Le réacteur d’essai CABRI, situé à Cadarache et exploité par le CEA, permet d’étudier le comportement thermomécanique des crayons combustibles composant les assemblages utilisés dans les réacteurs de puissance à eau sous pression (REP) en cas d’insertion accidentelle de réactivité dans le cœur du réacteur (augmentation de puissance). A cet effet, un crayon combustible est placé dans une boucle d’essai reproduisant les conditions de fonctionnement (pression, température…) des réacteurs à eau sous pression. Cette boucle est elle-même située, pour partie, dans le cœur du réacteur d’essai CABRI. La boucle d’essai, mise en place à la création de l’installation, prévue pour fonctionner avec du sodium, a été récemment remplacée par une boucle d’essai en eau pressurisée dans le cadre d’importants travaux engagés depuis le début des années 2000.

 

Le 11 mai 2012, en réponse à une demande formulée à l’IRSN par l’Autorité de sûreté nucléaire (ASN) en vue d’une prise de position sur la demande d’autorisation du CEA de procéder à la divergence du réacteur CABRI et aux essais de redémarrage associés après la mise en place de la boucle d’essai à eau, l’IRSN a donné son avis sur les principaux éléments suivants :

  • la requalification des systèmes et équipements requis pour la divergence et les essais de redémarrage ;
  • le programme des essais de redémarrage précités ;
  • les suites données aux engagements et recommandations formulés à l’issue de l’instruction du dernier réexamen de sûreté de l’installation mené en 2008 ;
  • la mise à jour du référentiel de sûreté transmis par le CEA à l’issue de ce réexamen.

 

 

L’examen des éléments transmis par le CEA a conduit l’IRSN à formuler un certain nombre de recommandations à prendre en compte en préalable aux opérations de divergence.
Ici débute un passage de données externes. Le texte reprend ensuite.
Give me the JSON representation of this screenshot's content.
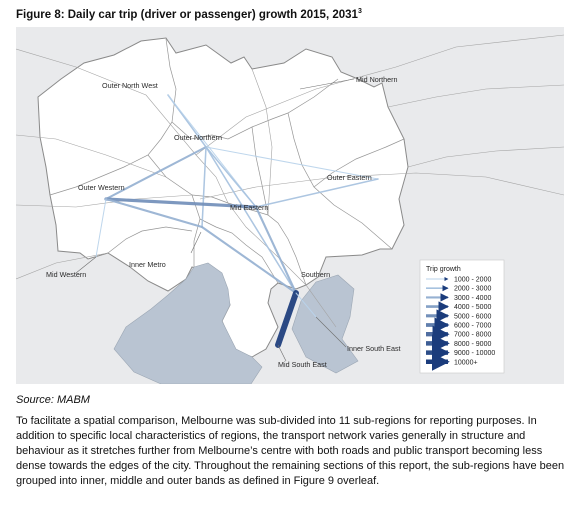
{
  "figure": {
    "title": "Figure 8: Daily car trip (driver or passenger) growth 2015, 2031",
    "title_superscript": "3",
    "source": "Source: MABM",
    "paragraph": "To facilitate a spatial comparison, Melbourne was sub-divided into 11 sub-regions for reporting purposes. In addition to specific local characteristics of regions, the transport network varies generally in structure and behaviour as it stretches further from Melbourne’s centre with both roads and public transport becoming less dense towards the edges of the city. Throughout the remaining sections of this report, the sub-regions have been grouped into inner, middle and outer bands as defined in Figure 9 overleaf."
  },
  "map": {
    "regions": [
      {
        "name": "Outer North West"
      },
      {
        "name": "Mid Northern"
      },
      {
        "name": "Outer Northern"
      },
      {
        "name": "Outer Eastern"
      },
      {
        "name": "Outer Western"
      },
      {
        "name": "Mid Eastern"
      },
      {
        "name": "Inner Metro"
      },
      {
        "name": "Mid Western"
      },
      {
        "name": "Southern"
      },
      {
        "name": "Inner South East"
      },
      {
        "name": "Mid South East"
      }
    ],
    "flows": [
      {
        "from": "Outer North West",
        "to": "Outer Northern",
        "class": "2000 - 3000"
      },
      {
        "from": "Outer North West",
        "to": "Mid Eastern",
        "class": "1000 - 2000"
      },
      {
        "from": "Outer Northern",
        "to": "Outer Western",
        "class": "3000 - 4000"
      },
      {
        "from": "Outer Northern",
        "to": "Mid Eastern",
        "class": "2000 - 3000"
      },
      {
        "from": "Outer Northern",
        "to": "Outer Eastern",
        "class": "1000 - 2000"
      },
      {
        "from": "Outer Northern",
        "to": "Inner Metro",
        "class": "2000 - 3000"
      },
      {
        "from": "Outer Northern",
        "to": "Southern",
        "class": "2000 - 3000"
      },
      {
        "from": "Outer Western",
        "to": "Mid Eastern",
        "class": "5000 - 6000"
      },
      {
        "from": "Outer Western",
        "to": "Inner Metro",
        "class": "3000 - 4000"
      },
      {
        "from": "Mid Eastern",
        "to": "Outer Eastern",
        "class": "2000 - 3000"
      },
      {
        "from": "Mid Eastern",
        "to": "Southern",
        "class": "3000 - 4000"
      },
      {
        "from": "Inner Metro",
        "to": "Southern",
        "class": "3000 - 4000"
      },
      {
        "from": "Southern",
        "to": "Mid South East",
        "class": "10000+"
      },
      {
        "from": "Southern",
        "to": "Inner South East",
        "class": "1000 - 2000"
      },
      {
        "from": "Mid Western",
        "to": "Outer Western",
        "class": "1000 - 2000"
      }
    ],
    "legend": {
      "title": "Trip growth",
      "classes": [
        "1000 - 2000",
        "2000 - 3000",
        "3000 - 4000",
        "4000 - 5000",
        "5000 - 6000",
        "6000 - 7000",
        "7000 - 8000",
        "8000 - 9000",
        "9000 - 10000",
        "10000+"
      ]
    },
    "colors": {
      "background": "#e9eaec",
      "land": "#ffffff",
      "bay": "#b9c4d2",
      "boundary": "#8f8f8f",
      "flow_light": "#b9d3eb",
      "flow_dark": "#1b3c7c"
    }
  }
}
En particulier, l’IRSN a estimé que le comportement sismique du dispositif ultime d’arrêt du réacteur, permettant d’arrêter la réaction en chaîne en cas de défaillance des barres de contrôle et de sécurité suite à un séisme, devait être justifié et que la possibilité de mise en œuvre effective de ce dispositif en cas de séisme nécessitait d’être confortée par la réalisation d’essais appropriés.